Buner reliefs

Most come from Buddhist contexts, but are decorative small-scale architectural sculpture, and many show purely secular scenes, in a style heavily influenced by Hellenistic art.

Some of the reliefs depict people in Greek dress (the short tunic, or chiton, and the enveloping himation for women, and the short tunic, or exomis, for men) and poses, "often regaling each other with cups, and sometimes pouring from wineskins into cups or mixing bowls in the Greek manner" (Boardman).

They are depicted in ample tunics with trousers (the anaxyride), with a pointed hood and heavy straight sword as a weapon.

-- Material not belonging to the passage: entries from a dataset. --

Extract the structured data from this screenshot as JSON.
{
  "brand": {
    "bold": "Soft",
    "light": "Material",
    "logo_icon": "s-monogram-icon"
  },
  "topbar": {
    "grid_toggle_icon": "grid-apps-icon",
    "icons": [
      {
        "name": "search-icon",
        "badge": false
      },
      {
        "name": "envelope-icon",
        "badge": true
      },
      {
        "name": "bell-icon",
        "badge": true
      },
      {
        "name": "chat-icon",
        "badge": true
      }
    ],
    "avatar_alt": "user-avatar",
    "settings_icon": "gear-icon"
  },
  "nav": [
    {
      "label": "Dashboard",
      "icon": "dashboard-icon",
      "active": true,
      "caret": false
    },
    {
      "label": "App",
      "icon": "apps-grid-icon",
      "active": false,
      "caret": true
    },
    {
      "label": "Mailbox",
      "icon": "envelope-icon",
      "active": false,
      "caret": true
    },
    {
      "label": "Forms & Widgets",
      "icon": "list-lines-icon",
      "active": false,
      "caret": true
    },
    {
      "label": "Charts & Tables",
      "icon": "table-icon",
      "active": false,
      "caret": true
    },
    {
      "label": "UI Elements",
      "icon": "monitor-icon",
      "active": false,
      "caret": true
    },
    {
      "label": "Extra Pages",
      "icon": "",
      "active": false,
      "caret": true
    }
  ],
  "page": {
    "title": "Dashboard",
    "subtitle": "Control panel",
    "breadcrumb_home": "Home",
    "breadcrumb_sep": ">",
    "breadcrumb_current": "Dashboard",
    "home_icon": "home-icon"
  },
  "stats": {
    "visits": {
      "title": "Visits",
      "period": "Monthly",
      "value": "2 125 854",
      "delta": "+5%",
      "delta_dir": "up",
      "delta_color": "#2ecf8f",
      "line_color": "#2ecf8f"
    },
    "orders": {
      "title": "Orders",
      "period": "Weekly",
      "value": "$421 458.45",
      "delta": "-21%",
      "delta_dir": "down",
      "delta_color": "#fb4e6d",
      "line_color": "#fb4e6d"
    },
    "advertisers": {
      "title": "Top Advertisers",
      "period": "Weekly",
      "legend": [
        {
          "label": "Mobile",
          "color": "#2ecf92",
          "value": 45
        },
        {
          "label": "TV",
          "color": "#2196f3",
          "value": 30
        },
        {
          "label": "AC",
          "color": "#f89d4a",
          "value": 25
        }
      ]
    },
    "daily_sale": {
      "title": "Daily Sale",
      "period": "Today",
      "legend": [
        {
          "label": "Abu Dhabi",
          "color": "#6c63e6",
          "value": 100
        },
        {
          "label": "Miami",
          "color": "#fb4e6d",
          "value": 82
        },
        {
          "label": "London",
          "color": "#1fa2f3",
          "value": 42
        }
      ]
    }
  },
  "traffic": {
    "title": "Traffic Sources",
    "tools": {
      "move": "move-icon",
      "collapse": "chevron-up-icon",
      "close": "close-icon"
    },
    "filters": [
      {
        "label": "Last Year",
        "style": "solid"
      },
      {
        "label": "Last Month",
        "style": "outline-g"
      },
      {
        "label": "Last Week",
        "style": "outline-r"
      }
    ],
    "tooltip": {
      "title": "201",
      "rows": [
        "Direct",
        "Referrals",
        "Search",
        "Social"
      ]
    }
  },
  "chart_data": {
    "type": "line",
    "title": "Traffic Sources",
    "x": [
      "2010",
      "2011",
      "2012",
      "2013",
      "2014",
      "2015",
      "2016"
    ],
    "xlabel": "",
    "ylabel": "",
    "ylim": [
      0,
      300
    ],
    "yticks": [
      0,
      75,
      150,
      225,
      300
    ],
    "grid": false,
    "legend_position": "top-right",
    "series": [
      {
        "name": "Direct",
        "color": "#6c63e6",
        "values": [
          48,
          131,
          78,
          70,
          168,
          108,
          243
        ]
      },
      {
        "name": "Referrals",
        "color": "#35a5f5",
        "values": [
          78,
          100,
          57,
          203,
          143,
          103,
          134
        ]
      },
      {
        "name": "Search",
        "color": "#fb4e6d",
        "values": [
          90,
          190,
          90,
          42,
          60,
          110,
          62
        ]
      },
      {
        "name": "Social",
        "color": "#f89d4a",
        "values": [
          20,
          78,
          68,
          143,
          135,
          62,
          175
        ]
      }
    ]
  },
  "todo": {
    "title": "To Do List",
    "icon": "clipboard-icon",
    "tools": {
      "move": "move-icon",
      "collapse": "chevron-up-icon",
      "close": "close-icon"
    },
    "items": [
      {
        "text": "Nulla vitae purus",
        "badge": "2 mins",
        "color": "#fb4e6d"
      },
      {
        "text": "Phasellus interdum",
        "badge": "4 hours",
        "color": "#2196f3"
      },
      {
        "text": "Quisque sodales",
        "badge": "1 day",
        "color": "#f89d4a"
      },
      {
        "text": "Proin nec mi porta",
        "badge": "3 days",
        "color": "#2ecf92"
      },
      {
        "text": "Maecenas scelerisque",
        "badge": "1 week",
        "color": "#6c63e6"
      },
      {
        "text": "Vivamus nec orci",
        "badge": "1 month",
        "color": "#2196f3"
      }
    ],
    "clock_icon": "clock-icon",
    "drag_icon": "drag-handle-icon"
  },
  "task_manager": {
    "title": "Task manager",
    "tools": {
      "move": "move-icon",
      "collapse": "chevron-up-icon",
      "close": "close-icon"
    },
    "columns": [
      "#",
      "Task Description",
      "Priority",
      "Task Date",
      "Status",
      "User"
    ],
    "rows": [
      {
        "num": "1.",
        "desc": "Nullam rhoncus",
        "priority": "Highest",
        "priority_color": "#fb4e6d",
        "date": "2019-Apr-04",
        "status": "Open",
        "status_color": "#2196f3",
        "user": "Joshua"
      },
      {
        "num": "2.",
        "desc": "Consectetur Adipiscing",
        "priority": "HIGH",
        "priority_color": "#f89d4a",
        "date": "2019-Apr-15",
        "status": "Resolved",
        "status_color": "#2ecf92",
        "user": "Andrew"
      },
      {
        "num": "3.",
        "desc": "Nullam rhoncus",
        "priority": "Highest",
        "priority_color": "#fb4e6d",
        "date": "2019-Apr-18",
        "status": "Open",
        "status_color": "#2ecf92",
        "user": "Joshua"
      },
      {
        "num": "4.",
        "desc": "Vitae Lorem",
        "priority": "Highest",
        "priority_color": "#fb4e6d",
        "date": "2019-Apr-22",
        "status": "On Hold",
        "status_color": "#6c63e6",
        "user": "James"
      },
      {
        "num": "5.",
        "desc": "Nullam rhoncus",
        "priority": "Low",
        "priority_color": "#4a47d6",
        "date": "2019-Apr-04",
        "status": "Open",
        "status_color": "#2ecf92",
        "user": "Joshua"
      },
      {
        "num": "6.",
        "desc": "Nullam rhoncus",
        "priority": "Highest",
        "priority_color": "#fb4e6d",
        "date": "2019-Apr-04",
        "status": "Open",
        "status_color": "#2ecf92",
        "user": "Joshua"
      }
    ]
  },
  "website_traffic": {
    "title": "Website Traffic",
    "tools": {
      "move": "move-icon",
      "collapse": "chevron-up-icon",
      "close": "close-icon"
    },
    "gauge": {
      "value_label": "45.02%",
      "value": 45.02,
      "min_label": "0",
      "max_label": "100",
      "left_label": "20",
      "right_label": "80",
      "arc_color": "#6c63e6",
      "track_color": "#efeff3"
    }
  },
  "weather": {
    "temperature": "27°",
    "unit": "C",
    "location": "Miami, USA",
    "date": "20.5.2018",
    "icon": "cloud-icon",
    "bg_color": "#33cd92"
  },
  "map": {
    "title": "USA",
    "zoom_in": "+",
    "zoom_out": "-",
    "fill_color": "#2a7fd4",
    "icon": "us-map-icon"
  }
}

All of these friezes, being contemporary with each other, hint at an intermixing of Indo-Scythians (holding military power), Indo-Greeks (confined, under Indo-Scythian rule, to civilian life, and usually shown revelling with drinking cups) and Buddhists (possibly most directly involved in religious matters, and shown with the reverencial lotus).

In addition to the Greek costumes depicted in them, the artwork of the reliefs is Hellenistic in style and content; they are considered some of the earliest examples of Greco-Buddhist art.

One of the reliefs showing Scythian soldiers dancing. Cleveland Museum of Art .
Revelers in Greek dress. Cleveland Museum of Art.
Bacchanalian. Cleveland Museum of Art.